The village had been left behind; the Lakenhall road followed for half a mile, then left at a tangent in its turn; and this open country, upon which Carlton of all men had the audacity to trespass, was the vast rabbit-warren of Sir Wilton Gleed. The dog might be caught in one of the traps; that was at once its master's fear and hope; for a broken leg would mend, and his one friend think twice before deserting him again. Carlton could even enjoy the prospect of the cripple's complete dependence upon himself: it would be something to be indispensable to living creature now. But meanwhile he could neither see nor hear anything of his dog, though he walked, and stopped, and whistled till he was tired, and then called, "Glen! Glen! Glen!" No sound came back to him in reply; not even the echo of his own voice; and at midnight he gave up the search.

At midnight also the Long Stow festivities culminated in the National Anthem, its secular companion, and much hoarse roystering on the way home; all this as Carlton approached the village; and for once he was deterred. To march into the middle of a tipsy crowd, freshly inflamed against himself, was to provoke a brawl at best. He would go round instead by the river that flowed parallel with the village street. So he crossed at the lock near the mill at this end of Long Stow, and recrossed by the white wood bridge on the Linkworth road at the other end. But this was an hour later; for three-quarters had been wasted opposite the Flint House, with its river frontage of trim mead and wild garden, and a very faint light in one back room.

By this time all was so still that the returning rector became the earlier aware of an erratic lantern and tell-tale voices in the road ahead; and he was walking slowly to let these people pass the rectory gate, when in the light went lurching before his eyes. He hurried softly. The intruders were half-way up the drive, whispering thickly, but leaving a continuous sound in their wake, from something or other that they had in tow. Carlton followed on the grass, a horrible suspicion already in his heart; but he recognised their voices first.

"Where shall we plant ut? Which is his winder?"

"That there near the end. O Lord, what a lark!"

"Yes—to think he come talkun to me while you was all in the barn. The cheek! But here's his answer for him."

The first and last speaker was the stout young barman from the Plough and Harrow; the other was Jim Cubitt, an unworthy character who had been turned out of the choir some months before. And Robert Carlton's "answer" was his missing dog, lying dead in the lantern's light, with particles of gravel glistening in his lacklustre coat.
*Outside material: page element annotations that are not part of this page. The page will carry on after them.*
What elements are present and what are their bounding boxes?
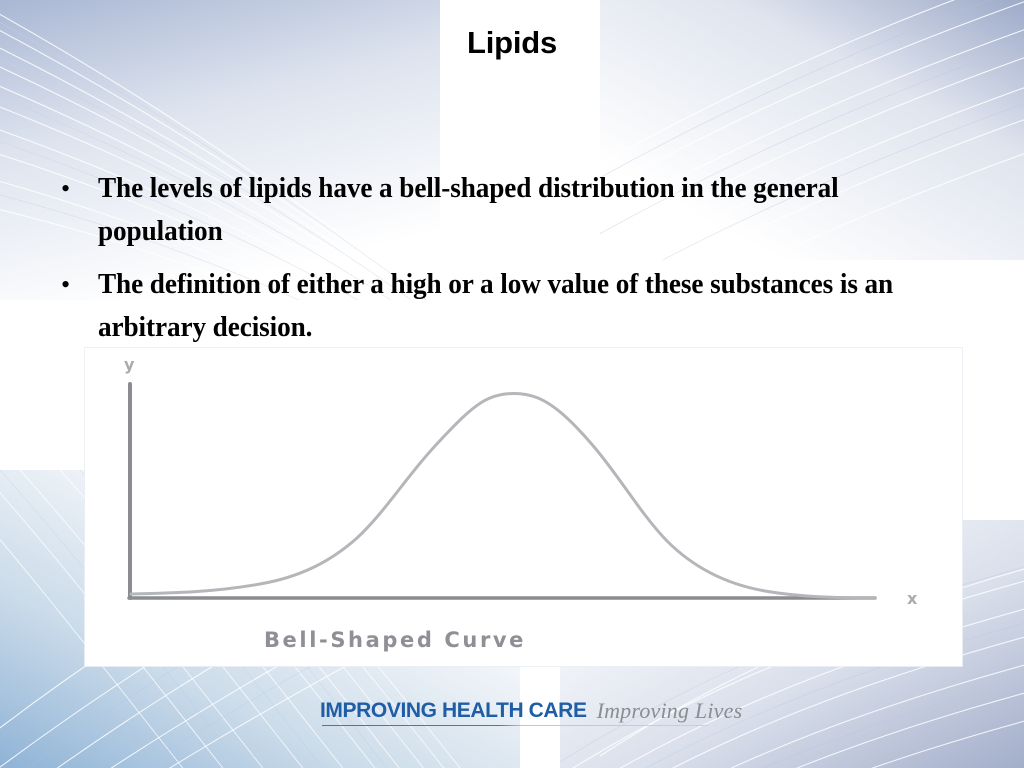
logo-primary-text: IMPROVING HEALTH CARE (320, 699, 587, 723)
bell-curve-plot: y x (85, 348, 962, 666)
bell-curve-figure: y x Bell-Shaped Curve (85, 348, 962, 666)
bullet-text: The levels of lipids have a bell-shaped … (98, 167, 921, 253)
bullet-list: • The levels of lipids have a bell-shape… (55, 167, 960, 359)
bell-curve-path (131, 394, 875, 599)
bullet-marker-icon: • (55, 167, 98, 210)
bullet-marker-icon: • (55, 263, 98, 306)
footer-logo: IMPROVING HEALTH CARE Improving Lives (320, 697, 710, 739)
y-axis-label-icon: y (124, 355, 135, 374)
list-item: • The levels of lipids have a bell-shape… (55, 167, 960, 253)
list-item: • The definition of either a high or a l… (55, 263, 960, 349)
chart-caption: Bell-Shaped Curve (85, 628, 705, 652)
bullet-text: The definition of either a high or a low… (98, 263, 921, 349)
slide-title: Lipids (0, 26, 1024, 60)
slide-canvas: Lipids • The levels of lipids have a bel… (0, 0, 1024, 768)
logo-underline-divider (322, 725, 708, 726)
logo-secondary-text: Improving Lives (597, 698, 743, 724)
x-axis-label-icon: x (907, 589, 918, 608)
At this, the climax of his long night's search, with its ironic interludes—all as honey matched with this—a very madness seized on Carlton, so that he sprang out of the dark into the lighted area where these two young ruffians stood, and fell upon them like a fiend. Not a word was said; there was no time even for a cry. But Cubitt came first, and had the muddled senses shaken out of him and new ones kicked in before his comrade could so much as attempt a rescue. This, however, the young barman did so gamely that the ex-chorister was flung in a heap and his champion sent tripping over him with a boxing crack upon the jaw. And Carlton towered breathless, his fists still doubled, waiting for the fallen youths to rise and fall again.

The one from the public-house merely sat upright, ruefully and sullenly enough, but with a sound discretion which the Long Stow lout had the wit to imitate.

"We never 'urt your dorg," the former vowed. "He was dead before I see him, and I don't know now who done ut. I never knew anything about that till after you was in to-night, when I heared who it must ha' been."